In the online survey of a representative national sample, Canadians report that 45% of their dinners at home in the past month took place at the dining room with no television, down six points since a similar Research Co. poll conducted in June 2019. A majority of dinners (55%, +6) happened at a different part of the home, with the television on.
In Quebec, 50% of dinners at home in the past month occurred away from the dining room and with the television on. The proportion rises to 53% in British Columbia, 54% in Saskatchewan and Manitoba, 56% in Ontario, 58% in Atlantic Canada and 62% in Alberta.

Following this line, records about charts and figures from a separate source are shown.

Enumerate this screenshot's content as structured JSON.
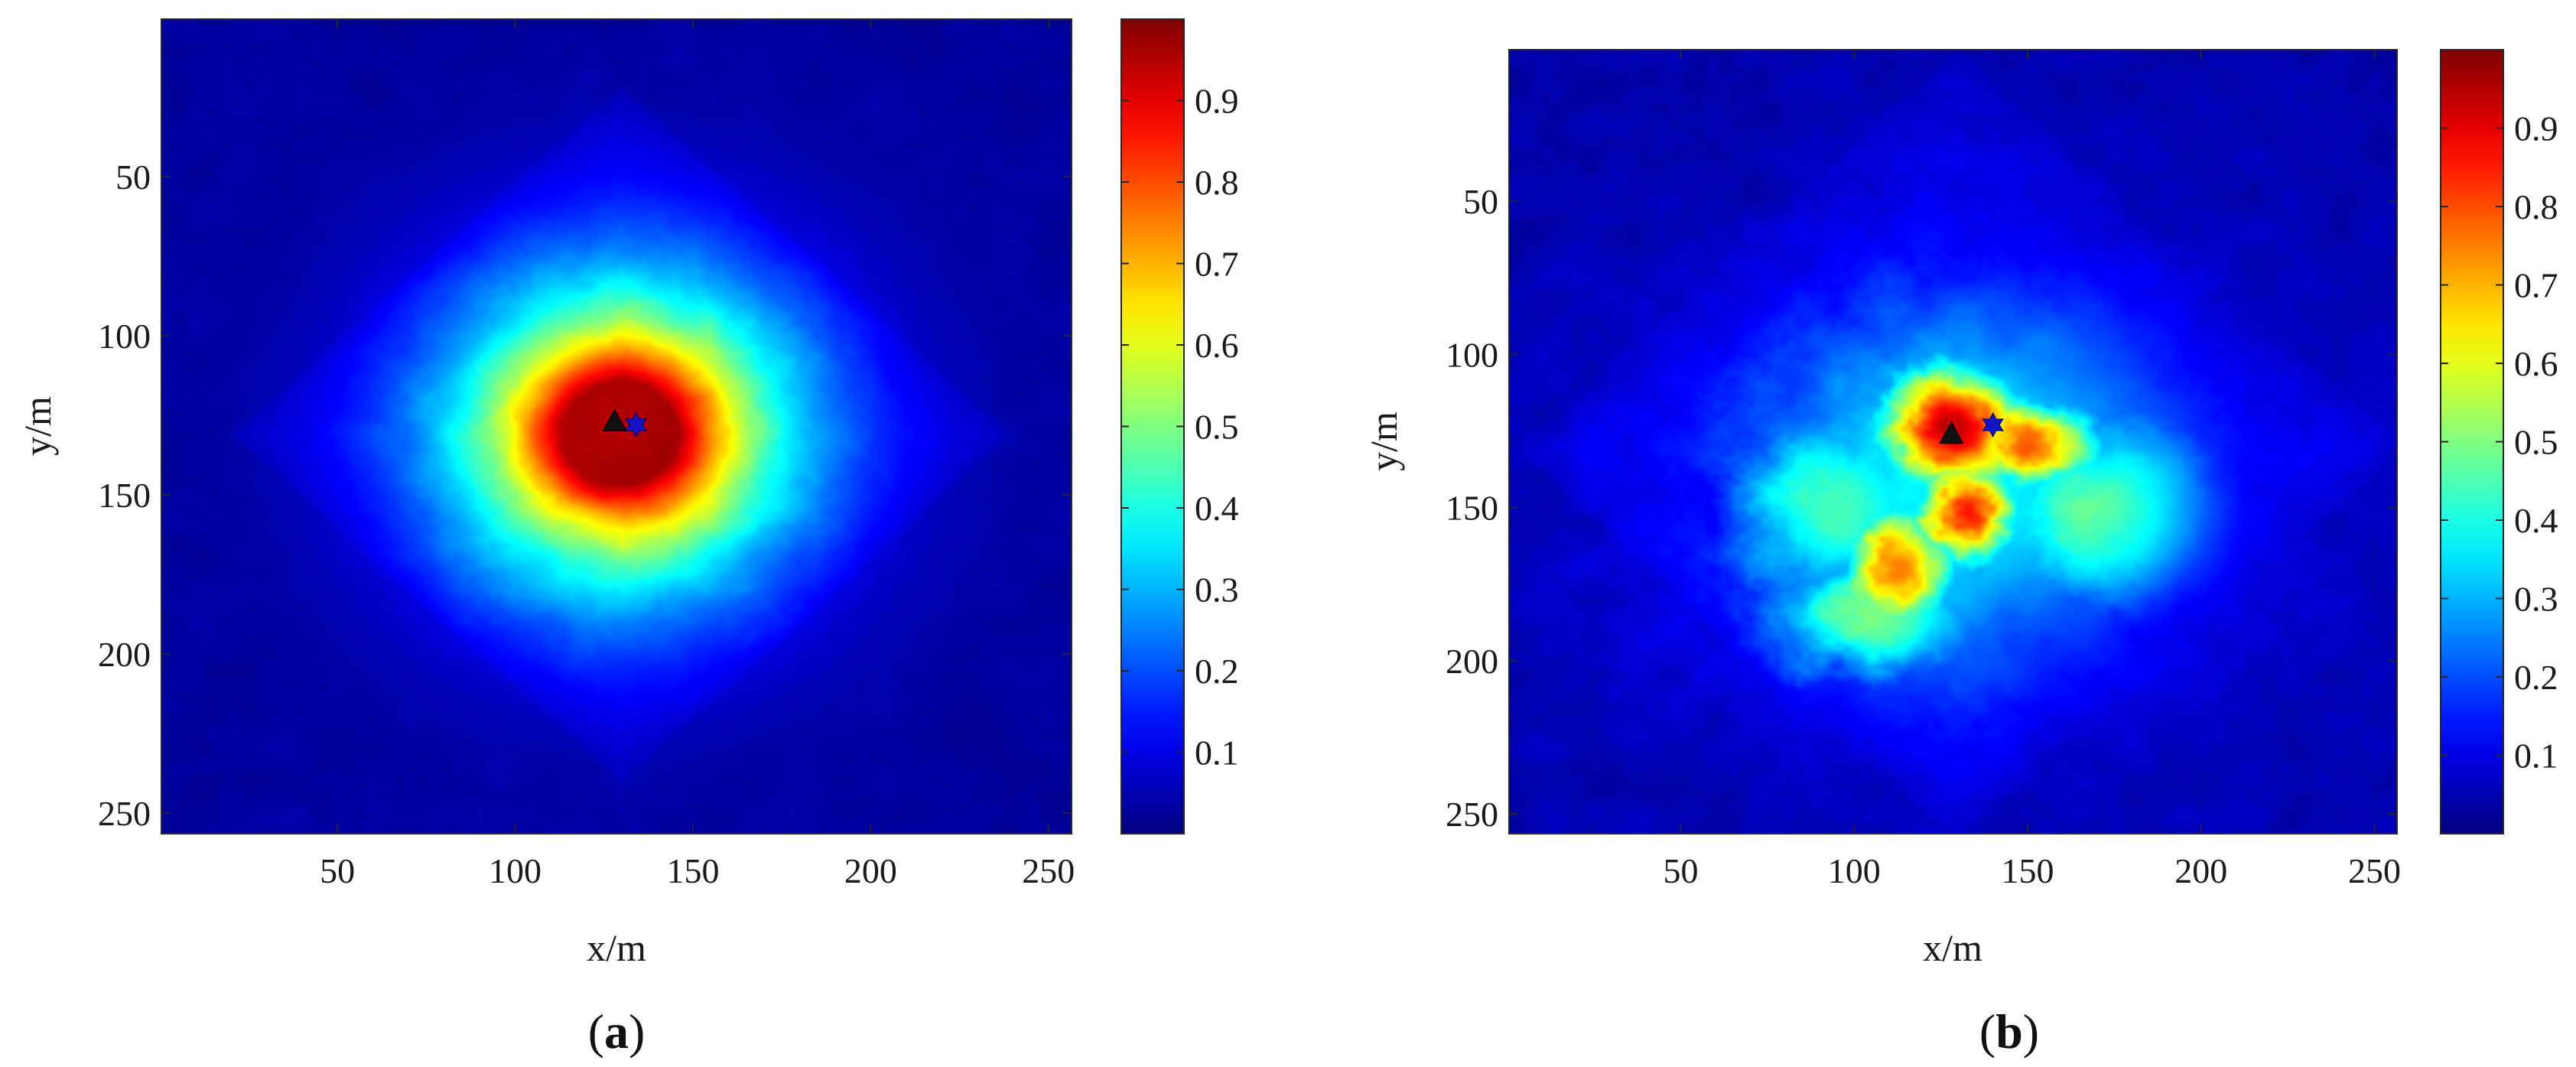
{
  "chart_data": [
    {
      "type": "heatmap",
      "panel_label": "a",
      "panel_label_open": "(",
      "panel_label_close": ")",
      "xlabel": "x/m",
      "ylabel": "y/m",
      "xlim": [
        0.5,
        256.5
      ],
      "ylim": [
        0.5,
        256.5
      ],
      "y_axis_reversed": true,
      "xticks": [
        50,
        100,
        150,
        200,
        250
      ],
      "yticks": [
        50,
        100,
        150,
        200,
        250
      ],
      "colormap": "jet",
      "colorbar": {
        "range": [
          0,
          1
        ],
        "ticks": [
          0.1,
          0.2,
          0.3,
          0.4,
          0.5,
          0.6,
          0.7,
          0.8,
          0.9
        ],
        "tick_labels": [
          "0.1",
          "0.2",
          "0.3",
          "0.4",
          "0.5",
          "0.6",
          "0.7",
          "0.8",
          "0.9"
        ]
      },
      "field": {
        "peak_center": [
          130,
          131
        ],
        "peak_value": 0.96,
        "core_radius": 18,
        "halo_radius": 36,
        "diamond_halfwidth": 110,
        "diamond_level": 0.07,
        "background": 0.03
      },
      "markers": [
        {
          "name": "triangle",
          "shape": "triangle",
          "x": 128,
          "y": 127,
          "color": "#111111"
        },
        {
          "name": "star",
          "shape": "hexagram",
          "x": 134,
          "y": 128,
          "color": "#1414c8"
        }
      ]
    },
    {
      "type": "heatmap",
      "panel_label": "b",
      "panel_label_open": "(",
      "panel_label_close": ")",
      "xlabel": "x/m",
      "ylabel": "y/m",
      "xlim": [
        0.5,
        256.5
      ],
      "ylim": [
        0.5,
        256.5
      ],
      "y_axis_reversed": true,
      "xticks": [
        50,
        100,
        150,
        200,
        250
      ],
      "yticks": [
        50,
        100,
        150,
        200,
        250
      ],
      "colormap": "jet",
      "colorbar": {
        "range": [
          0,
          1
        ],
        "ticks": [
          0.1,
          0.2,
          0.3,
          0.4,
          0.5,
          0.6,
          0.7,
          0.8,
          0.9
        ],
        "tick_labels": [
          "0.1",
          "0.2",
          "0.3",
          "0.4",
          "0.5",
          "0.6",
          "0.7",
          "0.8",
          "0.9"
        ]
      },
      "field": {
        "blobs": [
          {
            "x": 128,
            "y": 125,
            "sx": 15,
            "sy": 15,
            "amp": 0.9
          },
          {
            "x": 150,
            "y": 130,
            "sx": 14,
            "sy": 10,
            "amp": 0.75
          },
          {
            "x": 132,
            "y": 152,
            "sx": 10,
            "sy": 12,
            "amp": 0.82
          },
          {
            "x": 112,
            "y": 170,
            "sx": 12,
            "sy": 14,
            "amp": 0.72
          },
          {
            "x": 105,
            "y": 185,
            "sx": 22,
            "sy": 14,
            "amp": 0.45
          },
          {
            "x": 95,
            "y": 150,
            "sx": 24,
            "sy": 24,
            "amp": 0.4
          },
          {
            "x": 170,
            "y": 150,
            "sx": 24,
            "sy": 24,
            "amp": 0.42
          },
          {
            "x": 130,
            "y": 140,
            "sx": 48,
            "sy": 44,
            "amp": 0.35
          }
        ],
        "diamond_center": [
          130,
          130
        ],
        "diamond_halfwidth": 130,
        "diamond_level": 0.08,
        "background": 0.04
      },
      "markers": [
        {
          "name": "triangle",
          "shape": "triangle",
          "x": 128,
          "y": 126,
          "color": "#111111"
        },
        {
          "name": "star",
          "shape": "hexagram",
          "x": 140,
          "y": 123,
          "color": "#1414c8"
        }
      ]
    }
  ]
}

Canadians aged 18-to-34 are having fewer evening meals away from the dining room (51%) than their counterparts aged 35-to-54 (56%) and aged 55 and over (57%).
Three-in-ten Canadians (30%, -6 since a Research Co. survey conducted in June 2020) say they spend less than 30 minutes preparing dinner for themselves and others in their household on an average weekday.
Almost three-in-five Canadians (59%, +3) say making dinner on an average weekday takes anywhere from 31 to 60 minutes, while 11% (+3) require more than one hour to prepare food.
“A third of Ontarians, Quebecers and Albertans (33% each) manage to make dinner in less than half an hour,” says Mario Canseco, President of Research Co. “Fewer residents of Saskatchewan and Manitoba (30%), British Columbia (26%) and Atlantic Canada (23%) can consistently manage this feat.”
Across the country, 65% of Canadians (unchanged) say they are “very familiar” or “moderately familiar” with Canada’s Food Guide. Awareness is lowest among Canadians aged 55 and over (56%) and rises among those aged 18-to-34 (70%) and those aged 35-to-54 (71%).
Fewer than three-in-five residents of British Columbia (58%) and Saskatchewan and Manitoba (59%) are familiar with Canada’s Food Guide. The proportion is higher in Quebec (64%), Alberta (65%), Ontario (68%) and Atlantic Canada (71%).
Just over a third of Canadians (35%, -6) rely on the recommendations of Canada’s Food Guide “all the time” or “most of the time” when choosing what they eat in an average week.
Women are more likely to review the recommendations of Canada’s Food Guide when deciding what to prepare (40%) than men (32%).
Methodology: Results are based on an online study conducted from May 7 to May 9, 2022, among 1,000 adults in Canada. The data has been statistically weighted according to Canadian census figures for age, gender and region. The margin of error, which measures sample variability, is +/- 3.1 percentage points, nineteen times out of twenty.